I’ve noticed quite often that when someone, say, at church dies, who I might have known for a couple decades, they always have a back story revealed at the funeral I would not have imagined. Whereas the stories of public figures – actors, singers, and the like – are usually well-known to me.
So I was surprised that I was surprised to learn much more about Robert Culp, the actor who died last week at the age of 79. Not only was he a performer but also a writer and sometime director, often of the series on which he was performing at the time.
I knew Culp him best as Kelly Robinson on I Spy, partnering up with Bill Cosby’s Alexander Scott. Cosby was a well-regarded young comedian, but known for his stand-up routines, not dramatic performances. Yet Sheldon Leonard gave him the job, Cosby got three Emmys in three years, and Cosby and Culp became good friends.
But what struck me when I get to Gordon’s very nice obit of Robert Culp was this book cover of the Whitman novelization Message from Moscow by Brandon Keith (1966). I read this story at least a few times in my early teen years, but oddly I don’t remember that much about it, except for one thing: the villain was quite literally “hoist by his own petard.”
I Spy: I watched that show religiously for the three years it was on. I venture to say 90% of black Americans watched it, just like most black folk watched Nat King Cole’s short-lived variety show a decade earlier. There just weren’t that many opportunities to see people of color on the screen – and when you did, they were often in minor, often demeaning roles. I appreciated how both Culp and Cosby demanded that Cosby’s race not be a centerpiece of the show. I may have to go to HULU and catch an episode or two to see if it is as good as I remember it.
I should mention the passing of Dick Giordano, whose ascension to the position of DC Comics’ editor-in-chief corresponded to me starting at the comic book store FantaCo, in 1980. I wasn’t a big DC fan, but I did find myself picking up more of their books in the decade or so he was in charge far more than in the period before. I have a vague recollection meeting him once very briefly at the San Diego Comic Con, and he didn’t SEEM like a corporate stuffed shirt. I suspect that was because, most of all, he was an artist, specifically a quality inker, so he was inclined to try to undersand and appreciate the artist POV. A much better remembrance here.

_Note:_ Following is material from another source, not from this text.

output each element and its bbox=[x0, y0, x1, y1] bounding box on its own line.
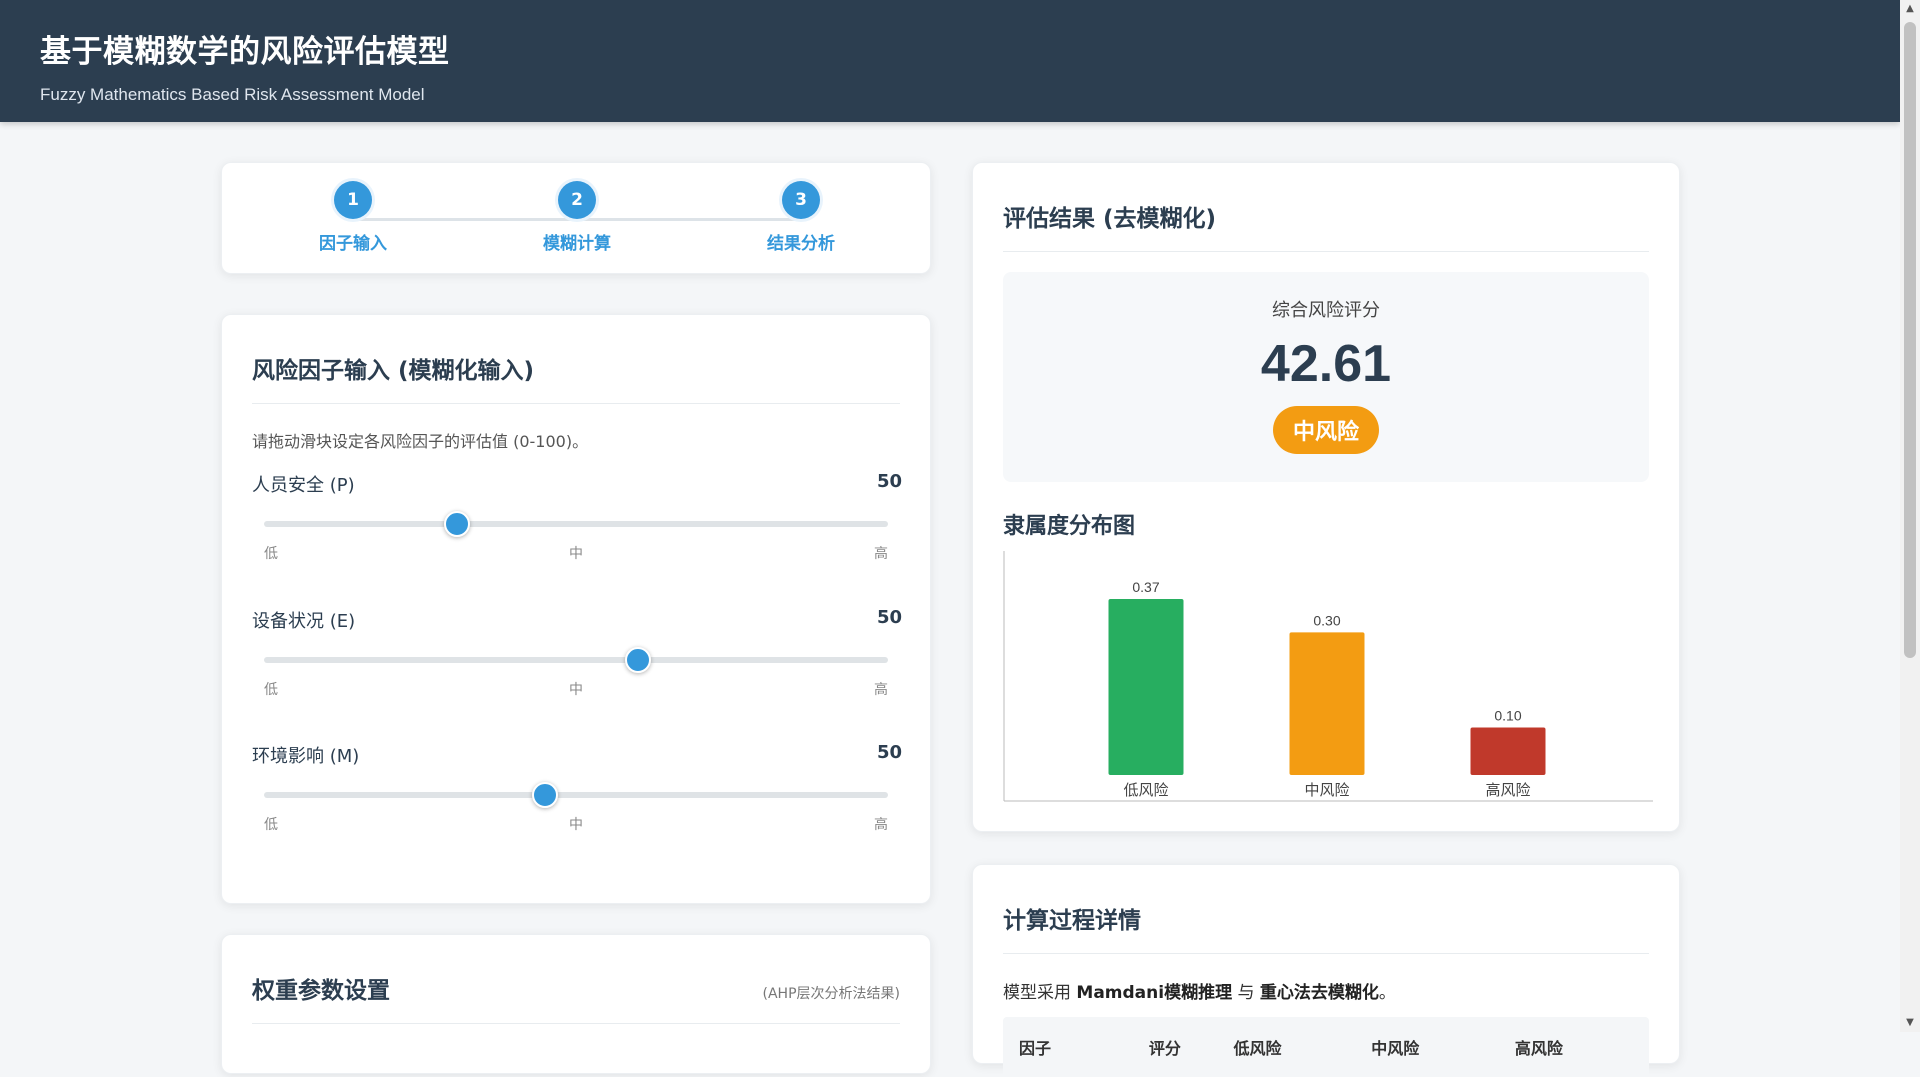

Oh, and this is coincidentally related. My buddy Steve Bissette has been musing at length about Forgotten Comics Wars of the mid to late 1980s. Subtitled How Angry Freelancers Made It Possible for A New Mainstream Comics Era (Including Vertigo) to Exist, it is a very interesting take on an era when I was actively involved in the retail comics biz. I was going to compile the 12 parts once they were all released, but Mark Evanier, bless him, beat me to it. And ME notes: “That last installment has bittersweet meaning because of the recent passing of Dick Giordano, who was in the midst of the controversy.”